Confira a íntegra do Decreto Municipal 189/2020

DECRETO MUNICIPAL N.º 189 DE 09 DE ABRIL DE 2020

Diretrizes obrigatórias para o enfrentamento da pandemia decorrente do COVID-19 e revoga o Decreto n.º 156 de 19 de março de 2020.

O PREFEITO DO MUNICÍPIO DE FRANCISCO BELTRÃO, ESTADO DO PARANÁ, no uso de suas atribuições legais,

CONSIDERANDO, as razões expostas no preâmbulo do Decreto Municipal n.º 146 de 18 de março de 2020, agravadas pelo aumento das confirmações de infecção por COVID-19 no Estado do Paraná e a existência de casos suspeitos no âmbito do Município de Francisco Beltrão, caracterizando a ameaça imediata ao bem estar, a saúde e a própria vida da população beltronense;

CONSIDERANDO, que é dever do Poder Público promover a diminuição da taxa de propagação da pandemia no âmbito municipal, bem como deve buscar formas alternativas de fomento da indústria e do comércio diminuindo a possibilidade de uma possível recessão, sem jamais comprometer a saúde de seus munícipes;

CONSIDERANDO que o Boletim Epidemiológico n.º 07 do Ministério da Saúde especifica que “a partir de 13 de abril, os municípios, Distrito Federal e Estados que implementaram medidas de Distanciamento Social Ampliado (DSA), onde o número de casos confirmados não tenha impactado em mais de 50% da capacidade instalada existente antes da pandemia, devem iniciar a transição para Distanciamento Social Seletivo (DSS). Os conceitos são apresentados neste boletim”;

CONSIDERANDO o teor dos expedientes apresentados pela UPA, Hospital São Francisco, Hospital Regional do Sudoeste e Policlínica São Vicente de Paula demonstram o enquadramento do Município de Francisco Beltrão ao disposto no parágrafo anterior;

DECRETA:

CAPITULO I

DA DECLARAÇÃO DE SITUAÇÃO DE EMERGÊNCIA

Art. 1º Fica ratificada e decretada situação de emergência no Município de Francisco Beltrão, para enfrentamento da pandemia decorrente do novo Coronavírus (COVID-19).

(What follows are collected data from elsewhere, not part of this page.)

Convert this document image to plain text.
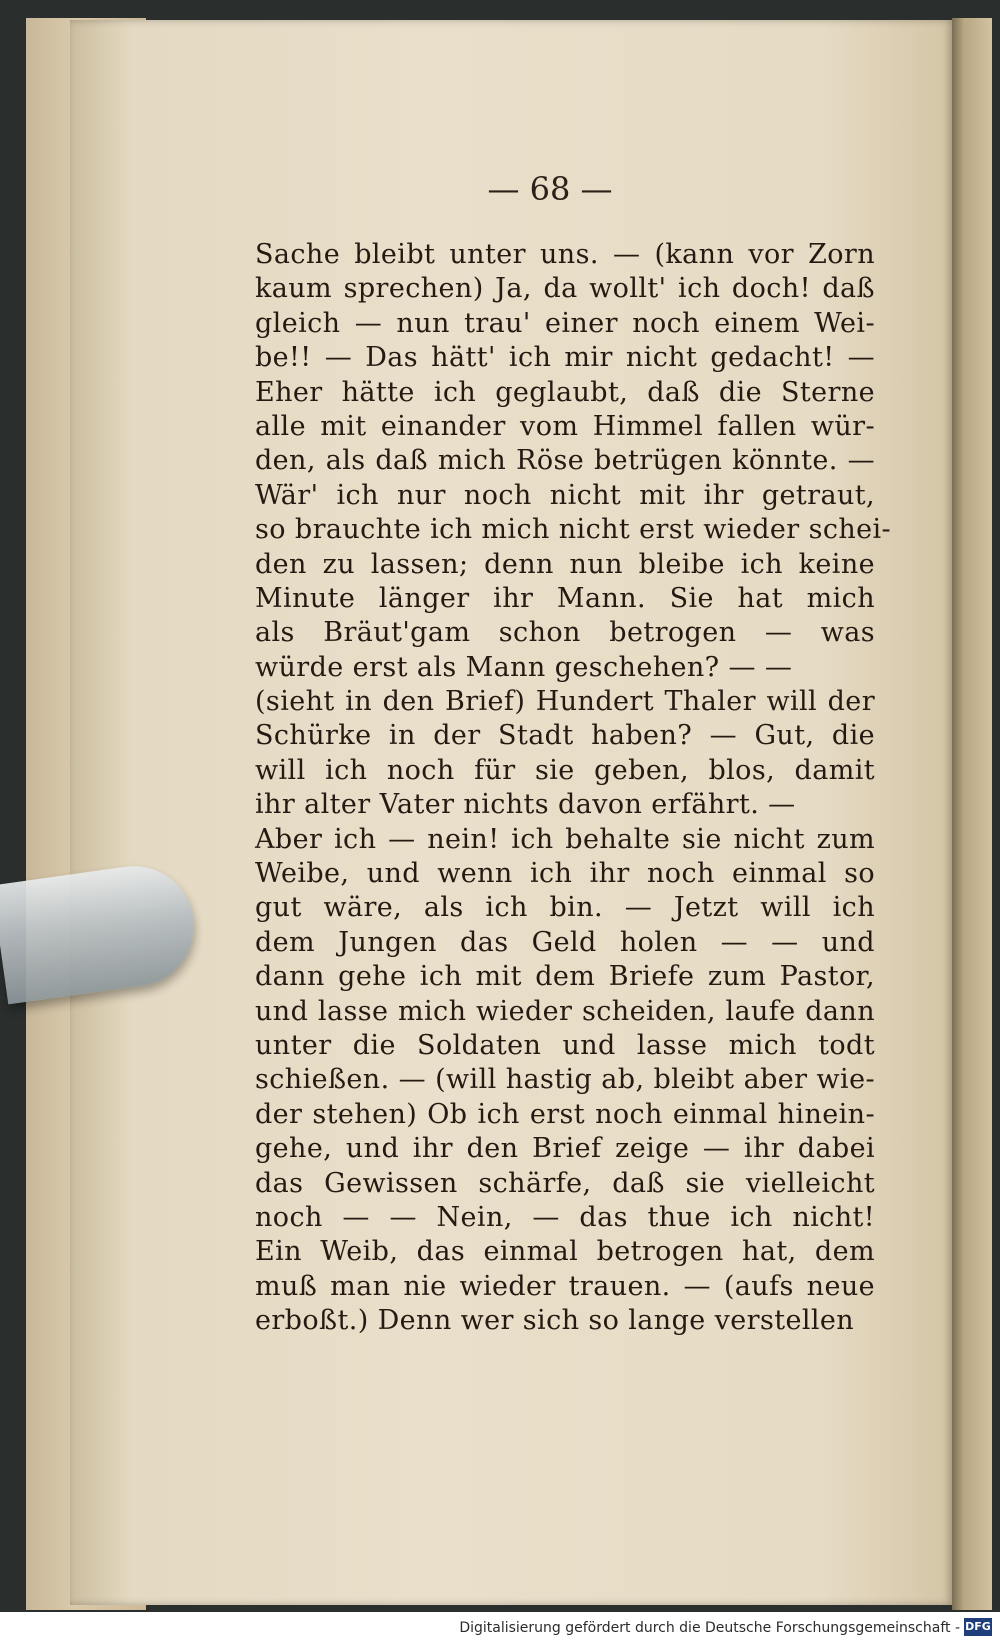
— 68 —
Sache bleibt unter uns. — (kann vor Zorn
kaum sprechen) Ja, da wollt' ich doch! daß
gleich — nun trau' einer noch einem Wei-
be!! — Das hätt' ich mir nicht gedacht! —
Eher hätte ich geglaubt, daß die Sterne
alle mit einander vom Himmel fallen wür-
den, als daß mich Röse betrügen könnte. —
Wär' ich nur noch nicht mit ihr getraut,
so brauchte ich mich nicht erst wieder schei-
den zu lassen; denn nun bleibe ich keine
Minute länger ihr Mann. Sie hat mich
als Bräut'gam schon betrogen — was
würde erst als Mann geschehen? — —
(sieht in den Brief) Hundert Thaler will der
Schürke in der Stadt haben? — Gut, die
will ich noch für sie geben, blos, damit
ihr alter Vater nichts davon erfährt. —
Aber ich — nein! ich behalte sie nicht zum
Weibe, und wenn ich ihr noch einmal so
gut wäre, als ich bin. — Jetzt will ich
dem Jungen das Geld holen — — und
dann gehe ich mit dem Briefe zum Pastor,
und lasse mich wieder scheiden, laufe dann
unter die Soldaten und lasse mich todt
schießen. — (will hastig ab, bleibt aber wie-
der stehen) Ob ich erst noch einmal hinein-
gehe, und ihr den Brief zeige — ihr dabei
das Gewissen schärfe, daß sie vielleicht
noch — — Nein, — das thue ich nicht!
Ein Weib, das einmal betrogen hat, dem
muß man nie wieder trauen. — (aufs neue
erboßt.) Denn wer sich so lange verstellen
Digitalisierung gefördert durch die Deutsche Forschungsgemeinschaft - DFG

Parágrafo único. As disposições aqui tratadas são complementares aos instrumentos já publicados, às diretrizes do Ministério da Saúde e dos atos normativos expedidos pelo Governo do Estado do Paraná a respeito das medidas adotadas para combate e prevenção ao COVID-19, devendo ser interpretados em prol do interesse público e da saúde coletiva, prevalecendo as limitações e vedações estabelecidas pela legislação municipal, na forma do Art. 30, I, da Constituição Federal.

Art. 2º Em razão da situação de emergência ora declarada, fica autorizada a dispensa de licitação para aquisição de bens e serviços destinados ao enfrentamento da emergência nos termos do art. 24, inciso IV, da Lei Federal nº 8.666, de 21 de junho de 1993 e do art. 4º da Lei Federal nº 13.979, de 6 de fevereiro de 2020.

Parágrafo único. Fica autorizada a contratação direta, mediante seleção de currículos pela Secretaria Municipal de Saúde, de até 20 (vinte) técnicos em enfermagem, 10 (dez) enfermeiros e 05 (cinco) médicos, pelo prazo de 30 (trinta) dias, prorrogáveis uma única vez por igual período, limitado à vigência da situação de emergência de que trata este Decreto, pelo valor do piso fixado para a respectiva categoria em Lei Municipal, com pagamento a ser realizado por elemento, a fim de atender a necessidade urgente e imediata da Secretaria Municipal de Saúde.

CAPITULO II

DAS CONDUTAS E CUIDADOS OBRIGATÓRIOS

Art. 3º Fica mantida a prática do distanciamento social, como forma de evitar a transmissão comunitária da COVID-19 e proporcionar o achatamento da curva de proliferação do vírus no Município de Francisco Beltrão.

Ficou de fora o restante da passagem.